At a recent Raymond James investor conference, American’s Chief Revenue Officer Vasu Raja blamed the slowdown in bookings on the surging number of new COVID cases. According to the TSA, air travel has seen a steady decline since early August. About 1.5 million air travelers passed through TSA checkpoints on Tuesday, compared to 2.5 million on August 15, just ten days prior. American stock is currently holding steady at 20.27.
According to Raja, the lower travel numbers are something that airlines would expect to see in mid-September when traffic tends to slow down. In this case, however, cancellations are also on the rise – possibly indicating a systemic reduction in demand.
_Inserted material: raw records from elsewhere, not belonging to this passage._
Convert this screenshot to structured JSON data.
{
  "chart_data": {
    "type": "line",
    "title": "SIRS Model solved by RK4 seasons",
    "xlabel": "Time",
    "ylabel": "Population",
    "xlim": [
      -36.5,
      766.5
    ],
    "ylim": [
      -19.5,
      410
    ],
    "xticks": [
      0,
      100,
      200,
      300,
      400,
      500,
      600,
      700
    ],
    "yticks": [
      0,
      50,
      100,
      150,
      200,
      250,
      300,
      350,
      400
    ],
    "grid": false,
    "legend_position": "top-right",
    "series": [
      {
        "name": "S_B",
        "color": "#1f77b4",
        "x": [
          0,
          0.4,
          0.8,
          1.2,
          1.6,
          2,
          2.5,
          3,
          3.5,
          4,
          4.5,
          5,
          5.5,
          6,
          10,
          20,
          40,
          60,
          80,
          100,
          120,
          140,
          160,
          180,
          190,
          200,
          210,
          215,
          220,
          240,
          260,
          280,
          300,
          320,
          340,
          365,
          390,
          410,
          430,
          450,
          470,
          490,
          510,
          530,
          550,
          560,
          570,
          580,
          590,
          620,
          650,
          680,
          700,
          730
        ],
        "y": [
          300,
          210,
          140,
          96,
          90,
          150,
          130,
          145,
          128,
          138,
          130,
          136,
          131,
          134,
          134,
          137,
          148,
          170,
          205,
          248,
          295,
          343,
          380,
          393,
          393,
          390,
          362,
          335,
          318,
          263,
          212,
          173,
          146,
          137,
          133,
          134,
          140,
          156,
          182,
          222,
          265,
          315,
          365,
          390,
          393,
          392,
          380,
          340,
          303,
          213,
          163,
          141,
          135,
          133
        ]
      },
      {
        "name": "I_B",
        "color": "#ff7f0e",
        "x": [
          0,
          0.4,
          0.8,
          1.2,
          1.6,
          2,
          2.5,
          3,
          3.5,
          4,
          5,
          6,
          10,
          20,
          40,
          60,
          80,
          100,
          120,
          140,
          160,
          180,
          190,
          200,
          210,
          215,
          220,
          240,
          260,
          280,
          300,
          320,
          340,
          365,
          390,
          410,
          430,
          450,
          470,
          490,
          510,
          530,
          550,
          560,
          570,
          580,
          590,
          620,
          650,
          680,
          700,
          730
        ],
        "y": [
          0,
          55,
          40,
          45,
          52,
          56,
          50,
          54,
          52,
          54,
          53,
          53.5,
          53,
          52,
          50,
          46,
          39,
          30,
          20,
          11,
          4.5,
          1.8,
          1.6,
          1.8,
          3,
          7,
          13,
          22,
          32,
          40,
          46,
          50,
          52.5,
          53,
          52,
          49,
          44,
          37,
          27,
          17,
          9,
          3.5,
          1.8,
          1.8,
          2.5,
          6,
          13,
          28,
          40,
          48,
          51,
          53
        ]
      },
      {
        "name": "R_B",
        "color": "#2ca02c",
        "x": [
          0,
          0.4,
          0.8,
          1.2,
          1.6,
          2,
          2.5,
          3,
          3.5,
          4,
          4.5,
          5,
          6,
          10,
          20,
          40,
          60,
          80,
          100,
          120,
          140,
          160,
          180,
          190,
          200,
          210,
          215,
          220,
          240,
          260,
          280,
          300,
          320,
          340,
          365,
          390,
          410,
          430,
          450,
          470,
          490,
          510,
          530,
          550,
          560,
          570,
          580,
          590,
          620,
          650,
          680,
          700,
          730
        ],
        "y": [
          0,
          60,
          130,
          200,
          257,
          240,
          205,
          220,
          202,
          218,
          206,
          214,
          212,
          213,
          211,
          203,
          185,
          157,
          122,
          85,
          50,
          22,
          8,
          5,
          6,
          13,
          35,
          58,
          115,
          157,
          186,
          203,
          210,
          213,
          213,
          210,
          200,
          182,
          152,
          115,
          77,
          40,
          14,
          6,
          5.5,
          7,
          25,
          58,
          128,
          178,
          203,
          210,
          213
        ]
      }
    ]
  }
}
Raja said the lower than expected revenue was squarely due to the increasing number of COVID-19 infections, spurred by the highly infectious Delta Variant. Spirit, Southwest, and Frontier have also told investors they expected the ongoing pandemic to weaken their Autumn outlooks. At least one airline catering company has already announced plans to soon lay off about 200 employees due to the impact that COVID is having on airlines.
There is no question that airlines are improving financially. On Sunday, more travelers passed through TSA checkpoints than in 2019, before the Pandemic began. However, each day seems to bring new travel restrictions as state and local destinations are inundated with new COVID 19 cases. While air travel isn’t plummeting as it did last March, there is also no question that airlines could be in a much better position without the Pandemic.
Airlines are uniquely vulnerable to the economic effects of COVID-19 and were among the hardest-hit businesses throughout the pandemic. In 2020, three of the largest airlines reported losses totaling a staggering $14 billion. Last year, virtually all airline workers in the U.S., from pilots and flight attendants to baggage handlers and customer service agents, got much of their paychecks from taxpayers thanks to the Payroll Support Program, part of the CARES Act. As case numbers get closer to 2020 levels, it becomes increasingly likely that airlines could once again consider mass layoffs to be a reasonable option.
Moreover, deaths and hospitalizations are ravaging airline workplaces. According to Ed Bastian, the CEO of Delta Air Lines, each employee that gets hospitalized with COVID-19 costs airlines an average of $50,000. Widespread infections among employees that perform key operational functions, such as pilots and control tower employees, could cripple an airline almost overnight. All of this makes unvaccinated employees an extreme financial risk for carriers.
So far, American Airlines has not announced plans to require vaccinations for its 100,000 employees, making it more vulnerable to the effects of COVID-19, including health care and liability insurance costs. Other airlines, such as Air Canada, Cathay Airlines, United, Frontier, and Hawaiian, have drafted policies requiring at least some form of vaccine requirements. Delta is raising insurance premiums for unvaccinated employees by $200 a month in a move that a wide range of employers are now considering.
Most of the largest employers in the U.S. now require employee vaccinations, ensuring that widespread infections do not disrupt their workplaces. The list includes McDonald’s, Google, Uber, Lyft, Netflix, UPS, Walgreens, Walmart, and Disney. The largest single employer in the U.S. is the Federal Government, which also requires vaccinations of armed forces members, employees, and contractors.